Très fiers de la beauté de leurs femmes, de leurs sœurs et de leurs filles, les Américains en font moins honneur à la race même dont ils sont issus qu’aux usages et aux mœurs de leur patrie, et, sur ce point, leur opinion vaut d’être notée. L’un d’eux me la résumait un jour dans une de ces boutades humoristiques où excellait Swift et dans lesquelles éclate l’esprit froidement railleur de l’Anglo-Saxon. Grand voyageur devant l’Eternel et observateur consciencieux, le hasard m’avait fait le rencontrer à Madrid, puis à Naples, et, ce soir-là, à dîner chez Mme X***. Nous nous étions retrouvés avec plaisir ; nous avions, de l’autre côté de l’Atlantique, des amis communs : il n’en fallait pas davantage pour ébaucher un commencement d’intimité. Je m’y prêtais d’autant plus volontiers qu’il avait l’esprit fin, un peu paradoxal parfois, mais plein d’imprévu.

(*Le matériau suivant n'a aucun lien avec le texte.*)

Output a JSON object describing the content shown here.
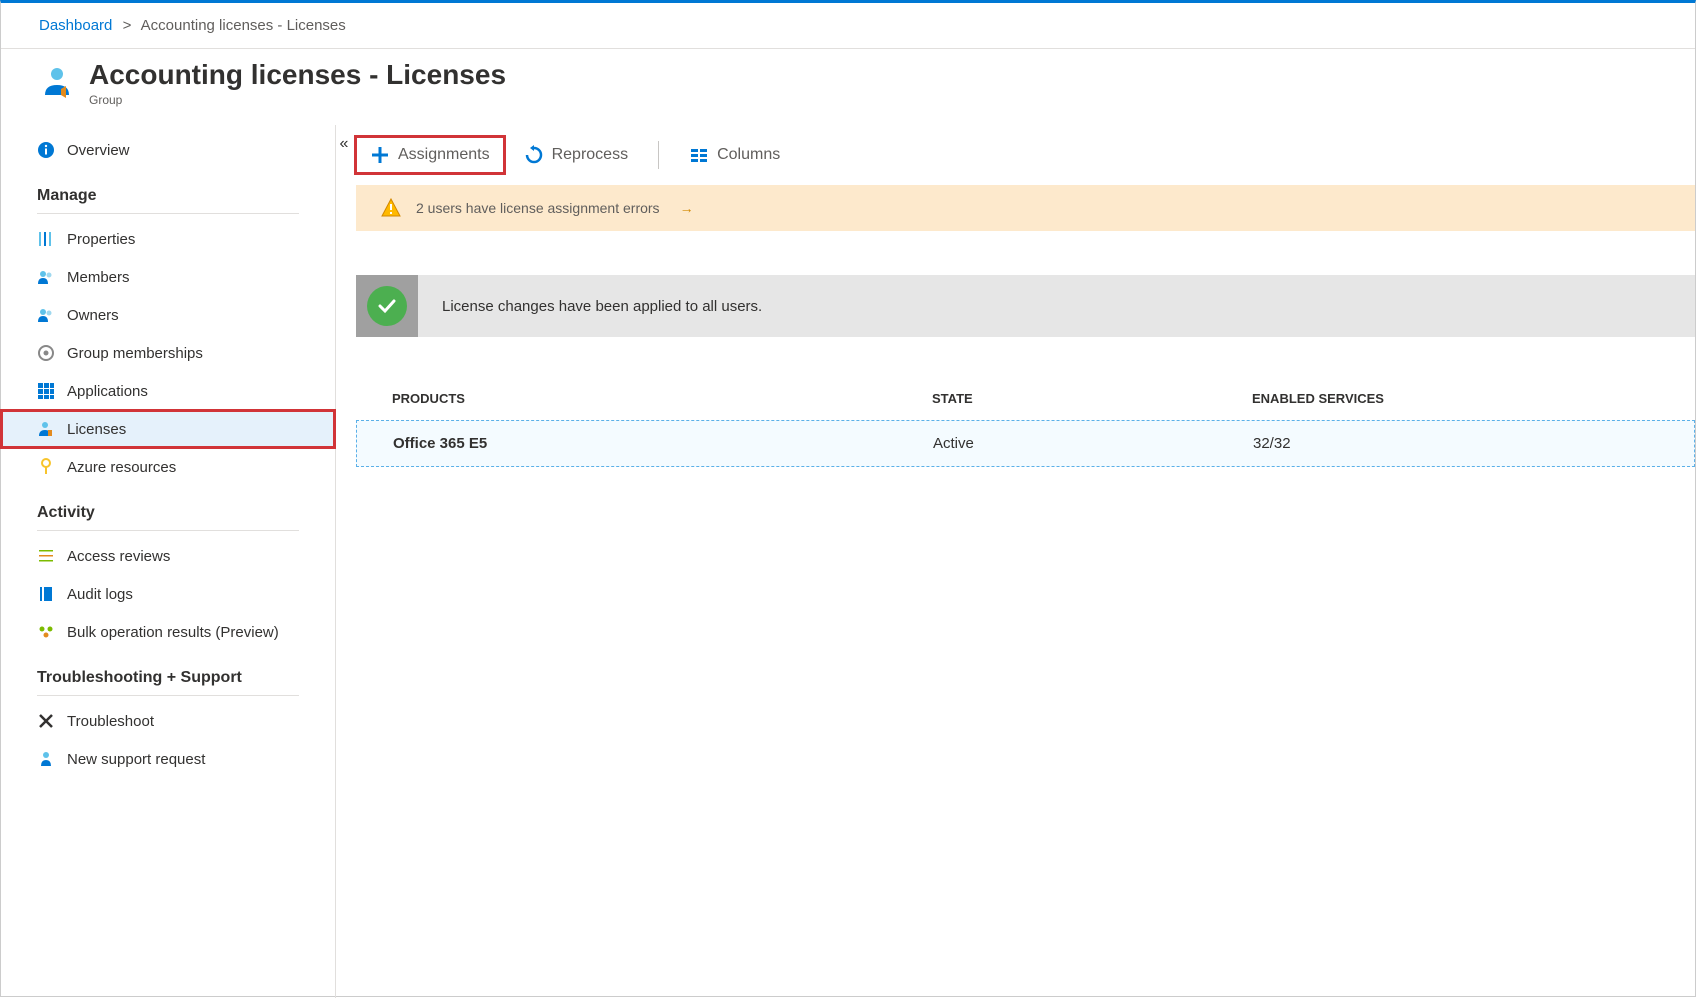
{
  "breadcrumb": {
    "root": "Dashboard",
    "current": "Accounting licenses - Licenses"
  },
  "header": {
    "title": "Accounting licenses - Licenses",
    "subtitle": "Group"
  },
  "sidebar": {
    "overview": "Overview",
    "sections": {
      "manage": "Manage",
      "activity": "Activity",
      "support": "Troubleshooting + Support"
    },
    "items": {
      "properties": "Properties",
      "members": "Members",
      "owners": "Owners",
      "group_memberships": "Group memberships",
      "applications": "Applications",
      "licenses": "Licenses",
      "azure_resources": "Azure resources",
      "access_reviews": "Access reviews",
      "audit_logs": "Audit logs",
      "bulk_ops": "Bulk operation results (Preview)",
      "troubleshoot": "Troubleshoot",
      "new_support": "New support request"
    }
  },
  "toolbar": {
    "assignments": "Assignments",
    "reprocess": "Reprocess",
    "columns": "Columns"
  },
  "warning": {
    "text": "2 users have license assignment errors"
  },
  "success": {
    "text": "License changes have been applied to all users."
  },
  "table": {
    "headers": {
      "products": "PRODUCTS",
      "state": "STATE",
      "enabled": "ENABLED SERVICES"
    },
    "rows": [
      {
        "product": "Office 365 E5",
        "state": "Active",
        "enabled": "32/32"
      }
    ]
  }
}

À table, nous avions parlé de la race latine et de la race anglo-saxonne. Inutile d’ajouter que toutes ses préférences étaient acquises à cette dernière.

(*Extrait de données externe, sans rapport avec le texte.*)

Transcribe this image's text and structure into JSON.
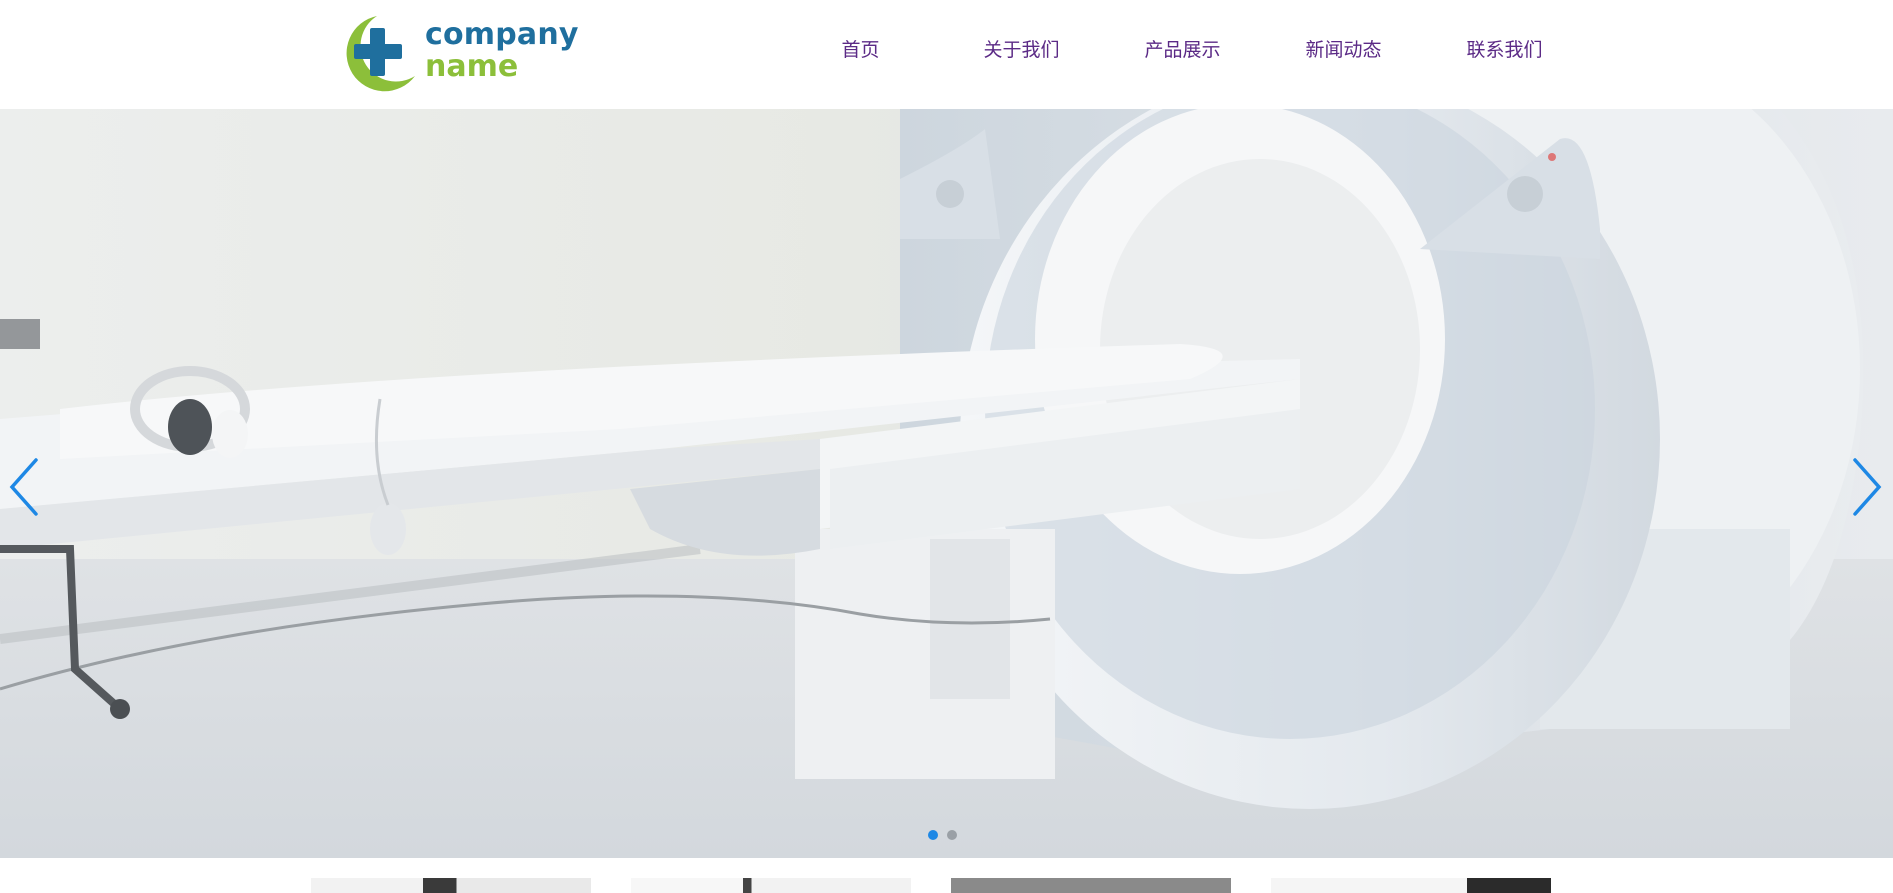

— L’avenir est à elle, me dit-il en reprenant après dîner notre conversation un moment interrompue ; elle finira par peupler le monde. Les États-Unis ne comptaient que 5 millions d’habitans au commencement de ce siècle ; nous sommes 60 millions maintenant[1]. Déjà nous débordons sur l’Amérique du Sud ; l’Océanie se peuple de nos fils de colons. Comparez à vos familles françaises d’un ou deux enfans, ces familles de l’Ouest où l’on en compte 10 ou 12. Au point de vue de la population, vous restez stationnaires ; nous doublons en trente ans. La dot vous tue.

— Comment cela ?

— Eh ! sans doute. Est-il rien de plus absurde que ce système qui consiste à faire assurer l’avenir des enfans par leurs parens ? C’est l’antithèse de la vérité, le monde renversé, les vieux se privant pour les jeunes, ceux qui ne peuvent plus produire se sacrifiant à ceux qui ne savent pas s’aider. Si encore ce sacrifice assurait leur bonheur ! mais neuf fois sur dix vous les rendez malheureux.

  1. Les derniers rapports officiels portent ce chiffre à 61,702,000.